When the Michigan Economic Development Corporation’s job deals fail, the agency redefines success and declares victory, according to John Mozena, president of the Center for Economic Accountability, who told CapCon via email.
“The MEDC is supposed to be guarding the interests of Michigan’s taxpayers and holding companies accountable, but they act like their real allegiance is to the companies that are getting the free money,” Mozena said in an email. “That’s not surprising, given that the MEDC’s board is made up of people who benefit from these deals rather than anyone who might be a skeptic or whistleblower.”
According to Mozena, Michigan cannot subsidize the auto industry into prosperity.
“Whether it’s traditional cars and trucks, electric vehicles, so-called ‘mobility’ or whatever’s next, Michigan needs to tell the industry to stand on its own feet, pay for its own factories and stop expecting Michigan’s taxpayers to artificially inflate their balance sheets,” he tweeted.
Michigan lawmakers approved $4.6 billion in subsidies for select private companies in 2023.
“This deal is another reason lawmakers, taxpayers, and voters should exercise skepticism about corporate handouts,” Michael LaFaive, senior director of fiscal policy at the Mackinac Center, told CapCon via email.

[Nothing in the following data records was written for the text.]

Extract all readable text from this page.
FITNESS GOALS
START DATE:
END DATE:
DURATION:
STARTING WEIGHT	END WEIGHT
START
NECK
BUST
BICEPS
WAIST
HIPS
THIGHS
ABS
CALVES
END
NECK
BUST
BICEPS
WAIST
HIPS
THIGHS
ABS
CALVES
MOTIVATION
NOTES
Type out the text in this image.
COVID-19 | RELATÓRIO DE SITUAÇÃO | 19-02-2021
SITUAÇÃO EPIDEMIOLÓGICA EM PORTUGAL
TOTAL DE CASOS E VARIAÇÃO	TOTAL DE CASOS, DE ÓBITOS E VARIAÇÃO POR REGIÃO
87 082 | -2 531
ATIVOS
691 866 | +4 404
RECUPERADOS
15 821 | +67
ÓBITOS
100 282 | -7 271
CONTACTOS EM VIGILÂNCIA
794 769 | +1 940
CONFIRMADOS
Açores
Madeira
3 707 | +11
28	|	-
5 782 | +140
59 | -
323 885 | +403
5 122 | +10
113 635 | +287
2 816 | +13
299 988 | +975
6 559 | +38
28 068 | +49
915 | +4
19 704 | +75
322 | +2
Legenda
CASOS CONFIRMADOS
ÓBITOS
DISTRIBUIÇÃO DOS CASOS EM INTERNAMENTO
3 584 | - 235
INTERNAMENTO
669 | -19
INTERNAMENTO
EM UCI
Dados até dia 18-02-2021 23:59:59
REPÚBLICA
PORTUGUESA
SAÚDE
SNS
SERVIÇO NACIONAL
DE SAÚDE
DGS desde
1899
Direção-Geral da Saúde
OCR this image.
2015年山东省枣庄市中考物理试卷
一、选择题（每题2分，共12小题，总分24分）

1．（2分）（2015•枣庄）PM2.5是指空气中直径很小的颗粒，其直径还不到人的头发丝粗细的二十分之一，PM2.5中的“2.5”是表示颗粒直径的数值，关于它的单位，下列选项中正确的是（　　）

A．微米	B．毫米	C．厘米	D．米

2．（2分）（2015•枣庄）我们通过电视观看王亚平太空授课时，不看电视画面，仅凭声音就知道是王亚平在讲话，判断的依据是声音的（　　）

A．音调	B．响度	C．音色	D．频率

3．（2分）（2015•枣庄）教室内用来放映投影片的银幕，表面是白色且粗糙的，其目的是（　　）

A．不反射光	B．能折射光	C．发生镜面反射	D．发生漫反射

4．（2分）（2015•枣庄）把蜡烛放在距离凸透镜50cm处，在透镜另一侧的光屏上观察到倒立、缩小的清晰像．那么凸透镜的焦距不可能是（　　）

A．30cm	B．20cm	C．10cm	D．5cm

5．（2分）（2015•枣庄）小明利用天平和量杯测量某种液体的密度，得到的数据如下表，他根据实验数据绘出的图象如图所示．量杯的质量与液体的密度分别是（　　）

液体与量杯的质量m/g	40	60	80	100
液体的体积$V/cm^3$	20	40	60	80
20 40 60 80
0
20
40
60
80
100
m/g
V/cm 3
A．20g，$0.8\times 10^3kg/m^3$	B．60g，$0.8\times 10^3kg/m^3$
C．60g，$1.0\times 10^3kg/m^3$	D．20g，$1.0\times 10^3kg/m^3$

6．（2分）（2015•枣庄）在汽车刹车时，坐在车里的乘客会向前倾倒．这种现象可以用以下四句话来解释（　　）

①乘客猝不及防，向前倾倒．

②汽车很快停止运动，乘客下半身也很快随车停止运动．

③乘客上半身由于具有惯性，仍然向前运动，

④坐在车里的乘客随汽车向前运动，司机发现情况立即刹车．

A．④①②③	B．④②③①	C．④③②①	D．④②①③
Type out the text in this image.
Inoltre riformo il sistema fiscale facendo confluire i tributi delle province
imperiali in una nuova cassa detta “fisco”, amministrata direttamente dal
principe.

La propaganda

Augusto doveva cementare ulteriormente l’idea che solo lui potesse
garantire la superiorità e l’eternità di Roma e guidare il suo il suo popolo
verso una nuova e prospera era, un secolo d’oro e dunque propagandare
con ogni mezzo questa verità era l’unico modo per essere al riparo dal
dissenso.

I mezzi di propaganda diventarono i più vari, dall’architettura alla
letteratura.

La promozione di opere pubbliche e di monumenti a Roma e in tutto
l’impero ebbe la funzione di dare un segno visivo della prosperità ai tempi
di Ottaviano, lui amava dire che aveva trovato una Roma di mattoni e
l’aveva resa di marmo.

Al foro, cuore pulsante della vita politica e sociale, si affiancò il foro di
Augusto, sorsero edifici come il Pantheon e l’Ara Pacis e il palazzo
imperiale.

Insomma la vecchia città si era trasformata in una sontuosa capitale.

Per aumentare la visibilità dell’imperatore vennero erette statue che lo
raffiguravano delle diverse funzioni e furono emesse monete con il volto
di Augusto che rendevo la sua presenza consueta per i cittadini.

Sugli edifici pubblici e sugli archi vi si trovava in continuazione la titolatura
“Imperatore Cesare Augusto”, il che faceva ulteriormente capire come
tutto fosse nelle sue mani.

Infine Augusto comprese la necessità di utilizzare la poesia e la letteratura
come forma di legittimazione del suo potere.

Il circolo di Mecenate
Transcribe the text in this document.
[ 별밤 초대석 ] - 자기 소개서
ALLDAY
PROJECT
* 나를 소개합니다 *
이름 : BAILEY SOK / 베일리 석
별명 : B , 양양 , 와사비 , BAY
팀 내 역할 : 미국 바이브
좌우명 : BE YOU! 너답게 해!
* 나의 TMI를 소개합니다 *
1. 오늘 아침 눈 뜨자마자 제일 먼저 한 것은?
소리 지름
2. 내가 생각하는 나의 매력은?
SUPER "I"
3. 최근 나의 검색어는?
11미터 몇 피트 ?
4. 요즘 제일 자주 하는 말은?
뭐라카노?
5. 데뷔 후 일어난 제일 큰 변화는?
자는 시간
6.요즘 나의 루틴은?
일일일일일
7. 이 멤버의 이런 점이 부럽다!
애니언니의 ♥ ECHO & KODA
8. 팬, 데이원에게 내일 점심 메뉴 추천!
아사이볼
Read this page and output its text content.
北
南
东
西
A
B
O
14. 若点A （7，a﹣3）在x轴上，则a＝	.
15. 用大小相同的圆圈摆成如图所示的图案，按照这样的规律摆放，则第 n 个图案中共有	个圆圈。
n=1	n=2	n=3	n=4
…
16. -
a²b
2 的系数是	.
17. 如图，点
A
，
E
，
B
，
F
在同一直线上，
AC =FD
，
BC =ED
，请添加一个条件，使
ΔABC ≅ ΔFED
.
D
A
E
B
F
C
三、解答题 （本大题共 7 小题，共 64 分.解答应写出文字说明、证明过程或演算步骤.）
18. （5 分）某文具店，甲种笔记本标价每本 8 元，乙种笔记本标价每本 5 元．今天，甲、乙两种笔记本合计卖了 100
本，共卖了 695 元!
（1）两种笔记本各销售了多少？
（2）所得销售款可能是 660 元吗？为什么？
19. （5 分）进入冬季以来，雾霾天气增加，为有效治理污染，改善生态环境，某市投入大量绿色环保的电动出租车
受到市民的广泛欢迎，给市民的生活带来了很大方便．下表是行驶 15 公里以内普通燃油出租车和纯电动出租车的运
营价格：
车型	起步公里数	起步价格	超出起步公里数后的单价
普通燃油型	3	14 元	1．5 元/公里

“State government confiscates taxpayer money to subsidize a company it thinks is a real winner,” LaFaive said. “Then it issues a celebratory and self-aggrandizing press release announcing the alleged job creation. The announcement is dutifully reported, if not cheered, in the press, only to see that big corporate winner transform into a big loser in the marketplace.”
The company was awarded a $900,000 MBDP grant. According to Otie McKinley, the MEDC’s media and communications manager, the original budget was $2.4 million, but it was reduced to $900,000 after an amendment was approved by the Michigan Strategic Fund Board.